Warm telephones are caused by your working battery. Your battery is pumping electricity around your phones circuits. That electricity is lighting up the screen, and converting your voice into electrical signals, and converting the electrical signals of the person you are talking to into sound energy and sending the signals. It’s doing a lot of work. You get hot when you are working and try to cool down, the battery gets hot and tries to loose that heat by warming up your phone.

I hope these comments answer your questions.

Abdur asked: I got lazer and pointed it in my tea.Then I looked up and I could see the reflection on the ceiling. Doesn’t only mirrors reflect things?

An interesting question Abdur. I asked my team to have a think about it and as usual they came up with more questions.


I think we could investigate some of the statements that my team came up with. If it was very dark would you be able to see the tree?  Think about why you see things. Do you see the tree because it creates it’s own light? Maybe it is not only mirrors that reflect light? Abdur saw the laser beam on the ceiling when he was shining it at the surface of his cup of tea. Maybe the ceiling can reflect light? You look at your hand and you can see it. Is it producing it’s own light or is it reflecting light?
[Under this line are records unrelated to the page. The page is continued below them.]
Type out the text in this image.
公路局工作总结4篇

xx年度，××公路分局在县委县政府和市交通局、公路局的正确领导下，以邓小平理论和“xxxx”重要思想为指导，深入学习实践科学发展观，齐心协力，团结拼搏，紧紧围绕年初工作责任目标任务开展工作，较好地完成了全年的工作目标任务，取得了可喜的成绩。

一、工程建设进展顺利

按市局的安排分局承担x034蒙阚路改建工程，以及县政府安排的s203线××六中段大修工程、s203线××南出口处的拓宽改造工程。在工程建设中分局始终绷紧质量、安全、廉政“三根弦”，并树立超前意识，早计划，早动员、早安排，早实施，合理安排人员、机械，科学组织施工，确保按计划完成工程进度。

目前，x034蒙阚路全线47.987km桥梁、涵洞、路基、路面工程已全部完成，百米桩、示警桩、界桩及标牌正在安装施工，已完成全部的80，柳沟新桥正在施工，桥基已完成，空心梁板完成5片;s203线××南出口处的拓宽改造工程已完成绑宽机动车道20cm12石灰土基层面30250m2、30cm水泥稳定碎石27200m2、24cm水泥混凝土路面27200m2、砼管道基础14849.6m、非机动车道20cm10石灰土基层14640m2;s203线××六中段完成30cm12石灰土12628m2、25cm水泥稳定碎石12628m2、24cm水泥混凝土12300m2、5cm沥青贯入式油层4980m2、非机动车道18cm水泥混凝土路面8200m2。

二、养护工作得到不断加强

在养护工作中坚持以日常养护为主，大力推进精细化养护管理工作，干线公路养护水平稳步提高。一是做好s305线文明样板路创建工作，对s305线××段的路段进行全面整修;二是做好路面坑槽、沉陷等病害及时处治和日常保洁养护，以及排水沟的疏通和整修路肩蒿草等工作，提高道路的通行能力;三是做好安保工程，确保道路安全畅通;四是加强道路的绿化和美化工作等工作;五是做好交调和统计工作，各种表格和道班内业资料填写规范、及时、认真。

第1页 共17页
I think you need to do an experiment. If you have access to a light detector (some schools have them) look at the light reflected from different surfaces. Try a mirror, try a white surface, try a leaf, try a black surface and see how much light the different surfaces reflect. Some cameras also have light meters.

Mo (age 11) asked “Hi Science Master, how do people know metal is a good conductor and how did they find out it was a good conductor?”

Mo, I asked some of my friends about your question and they came up with some interesting thoughts of their own. Think about the comments and then look at my thoughts.

Electricty conductivity large

What is the difference in electrical conductivity of two different metals? Maybe you could construct a simple circuit with a battery and a light bulb connected by copper wire. You could measure how bright the light bulb was by using a light detector (you may have them in your school). You will have to decide how you are going to use the light detector to measure the brightness.

Now get some aluminium foil which is the same as the weight of copper (fair test) and use the foil to connect the battery to the light bulb and again measure its brightness. The brighter the bulb the least resistance there is to electricity moving through the circuit and the better the conductor.